Eppure lo spirito è la caratteristica fondamentale perché l’uomo vecchio diventi
l’uomo nuovo. A questo proposito nella prima lettera ai Corinzi si legge:
Se c’è un corpo animale, vi è anche un corpo spirituale, poiché sta scritto che
il primo uomo, Adamo, divenne un essere vivente, ma l’ultimo Adamo
divenne spirito datore di vita. (1Cor 15,44-46ss.)
Gesù nella sua risurrezione è diventato spirito vivificante, cioè la
concentrazione della potenza creatrice sulla storia, che permette a noi di
camminare verso gli altri, verso il nostro vero essere, verso Dio. Lo spirito del
risorto è la forza traente del cammino dell’uomo alla ricerca e alla creazione
della sua vera identità, del suo vero volto che è apparso nella storia in Gesù,
l’uomo, non un uomo: l’uomo per cui ogni uomo può diventare uomo!

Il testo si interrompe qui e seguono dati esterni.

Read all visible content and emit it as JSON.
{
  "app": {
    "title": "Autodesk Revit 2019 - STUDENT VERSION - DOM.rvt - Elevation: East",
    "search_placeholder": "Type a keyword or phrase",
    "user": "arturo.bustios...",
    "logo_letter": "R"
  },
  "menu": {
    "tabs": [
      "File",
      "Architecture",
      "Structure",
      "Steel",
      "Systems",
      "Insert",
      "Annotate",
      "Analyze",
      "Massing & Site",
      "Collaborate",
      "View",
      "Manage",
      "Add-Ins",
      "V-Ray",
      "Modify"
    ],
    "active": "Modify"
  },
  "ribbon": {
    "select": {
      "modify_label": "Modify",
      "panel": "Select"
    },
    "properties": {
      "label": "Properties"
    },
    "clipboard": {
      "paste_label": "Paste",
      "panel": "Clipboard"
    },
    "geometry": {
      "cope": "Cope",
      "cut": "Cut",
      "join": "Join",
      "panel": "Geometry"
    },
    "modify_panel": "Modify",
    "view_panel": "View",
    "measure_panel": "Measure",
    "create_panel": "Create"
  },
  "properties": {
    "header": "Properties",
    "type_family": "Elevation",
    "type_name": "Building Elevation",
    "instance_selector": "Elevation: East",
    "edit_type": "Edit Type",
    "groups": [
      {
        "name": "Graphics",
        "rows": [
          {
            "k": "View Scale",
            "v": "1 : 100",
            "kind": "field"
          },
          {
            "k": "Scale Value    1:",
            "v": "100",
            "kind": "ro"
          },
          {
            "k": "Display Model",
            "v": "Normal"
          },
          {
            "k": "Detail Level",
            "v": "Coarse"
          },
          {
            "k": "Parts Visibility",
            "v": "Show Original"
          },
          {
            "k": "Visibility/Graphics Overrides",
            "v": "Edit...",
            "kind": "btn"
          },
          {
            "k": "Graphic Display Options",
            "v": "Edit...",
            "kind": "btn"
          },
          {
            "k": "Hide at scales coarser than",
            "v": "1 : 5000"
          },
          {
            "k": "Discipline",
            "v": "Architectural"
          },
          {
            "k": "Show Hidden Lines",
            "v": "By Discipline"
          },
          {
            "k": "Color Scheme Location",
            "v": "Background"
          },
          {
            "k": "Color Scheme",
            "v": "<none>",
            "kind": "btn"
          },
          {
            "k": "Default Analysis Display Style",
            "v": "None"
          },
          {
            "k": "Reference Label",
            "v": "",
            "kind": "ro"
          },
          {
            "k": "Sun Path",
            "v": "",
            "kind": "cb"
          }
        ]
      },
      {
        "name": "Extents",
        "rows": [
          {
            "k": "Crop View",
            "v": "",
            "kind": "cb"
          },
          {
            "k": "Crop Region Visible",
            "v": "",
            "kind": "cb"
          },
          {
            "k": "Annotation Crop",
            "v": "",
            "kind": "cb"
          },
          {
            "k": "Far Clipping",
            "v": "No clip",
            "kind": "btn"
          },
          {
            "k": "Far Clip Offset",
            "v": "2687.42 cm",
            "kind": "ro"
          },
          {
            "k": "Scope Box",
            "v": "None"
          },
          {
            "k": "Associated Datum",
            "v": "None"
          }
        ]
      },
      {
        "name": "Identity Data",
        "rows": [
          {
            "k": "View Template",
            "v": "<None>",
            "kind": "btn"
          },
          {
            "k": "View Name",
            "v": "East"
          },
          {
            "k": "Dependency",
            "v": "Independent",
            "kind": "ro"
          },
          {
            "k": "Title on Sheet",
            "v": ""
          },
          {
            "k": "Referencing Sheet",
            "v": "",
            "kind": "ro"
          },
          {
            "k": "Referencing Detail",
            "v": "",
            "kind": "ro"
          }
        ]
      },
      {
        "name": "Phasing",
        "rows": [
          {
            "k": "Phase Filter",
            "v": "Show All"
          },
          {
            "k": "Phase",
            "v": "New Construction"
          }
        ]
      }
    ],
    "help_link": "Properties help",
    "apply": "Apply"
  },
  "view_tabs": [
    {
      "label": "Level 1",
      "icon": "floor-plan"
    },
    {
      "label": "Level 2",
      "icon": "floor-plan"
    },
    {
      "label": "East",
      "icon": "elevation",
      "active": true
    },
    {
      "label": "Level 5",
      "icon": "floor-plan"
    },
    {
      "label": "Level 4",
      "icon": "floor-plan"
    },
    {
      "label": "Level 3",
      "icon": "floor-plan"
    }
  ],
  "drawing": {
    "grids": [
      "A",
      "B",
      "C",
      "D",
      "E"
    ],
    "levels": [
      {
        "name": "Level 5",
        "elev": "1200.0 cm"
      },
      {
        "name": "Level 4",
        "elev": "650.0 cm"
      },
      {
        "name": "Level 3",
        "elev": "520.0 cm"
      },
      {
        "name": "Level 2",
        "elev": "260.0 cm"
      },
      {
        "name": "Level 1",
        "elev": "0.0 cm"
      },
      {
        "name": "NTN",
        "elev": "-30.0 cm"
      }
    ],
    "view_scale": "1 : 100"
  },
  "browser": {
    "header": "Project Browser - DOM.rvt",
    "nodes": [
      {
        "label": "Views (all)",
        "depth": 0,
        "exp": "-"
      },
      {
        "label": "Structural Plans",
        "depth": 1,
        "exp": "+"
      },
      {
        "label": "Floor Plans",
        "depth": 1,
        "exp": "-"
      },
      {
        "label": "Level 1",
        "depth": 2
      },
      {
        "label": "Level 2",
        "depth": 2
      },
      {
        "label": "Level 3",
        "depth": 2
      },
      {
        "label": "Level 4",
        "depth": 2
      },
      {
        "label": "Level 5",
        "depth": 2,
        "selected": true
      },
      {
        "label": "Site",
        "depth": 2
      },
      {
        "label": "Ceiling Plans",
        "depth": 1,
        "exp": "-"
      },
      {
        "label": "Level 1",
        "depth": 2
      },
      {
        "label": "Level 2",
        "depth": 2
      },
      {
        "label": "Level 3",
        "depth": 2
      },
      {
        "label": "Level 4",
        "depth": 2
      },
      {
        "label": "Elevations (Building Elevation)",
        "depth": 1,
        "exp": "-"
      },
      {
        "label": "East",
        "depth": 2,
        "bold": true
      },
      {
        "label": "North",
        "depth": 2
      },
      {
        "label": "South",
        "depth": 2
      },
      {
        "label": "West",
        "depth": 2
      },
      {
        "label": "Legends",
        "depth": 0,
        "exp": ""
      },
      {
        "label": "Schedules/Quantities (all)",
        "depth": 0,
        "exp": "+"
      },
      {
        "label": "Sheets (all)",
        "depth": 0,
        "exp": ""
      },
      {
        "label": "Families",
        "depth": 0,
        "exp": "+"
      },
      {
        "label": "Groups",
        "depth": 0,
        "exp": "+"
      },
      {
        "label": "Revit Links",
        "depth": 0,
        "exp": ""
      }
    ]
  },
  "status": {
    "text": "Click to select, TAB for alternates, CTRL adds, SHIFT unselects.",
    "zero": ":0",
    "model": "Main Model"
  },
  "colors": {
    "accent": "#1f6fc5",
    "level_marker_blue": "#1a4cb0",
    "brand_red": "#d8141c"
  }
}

L’essere umano è dunque in divenire, il suo corpo inscindibilmente unito alla
sua anima è soggetto alle pulsione della carne e dello spirito. Assecondando lo
spirito con la grazia battesimale e la volontà, esso diventa un vero uomo:
Tutti quelli che siete stati battezzati in Cristo vi siete rivestiti di Cristo.
(Gal 3,27)
Rivestite il Signore Gesù Cristo e non seguite la mentalità della carne.
(Rm 13,14)
Tutto questo, però, non si realizza solamente per imitazione, ma appunto per
partecipazione alla vita dello spirito.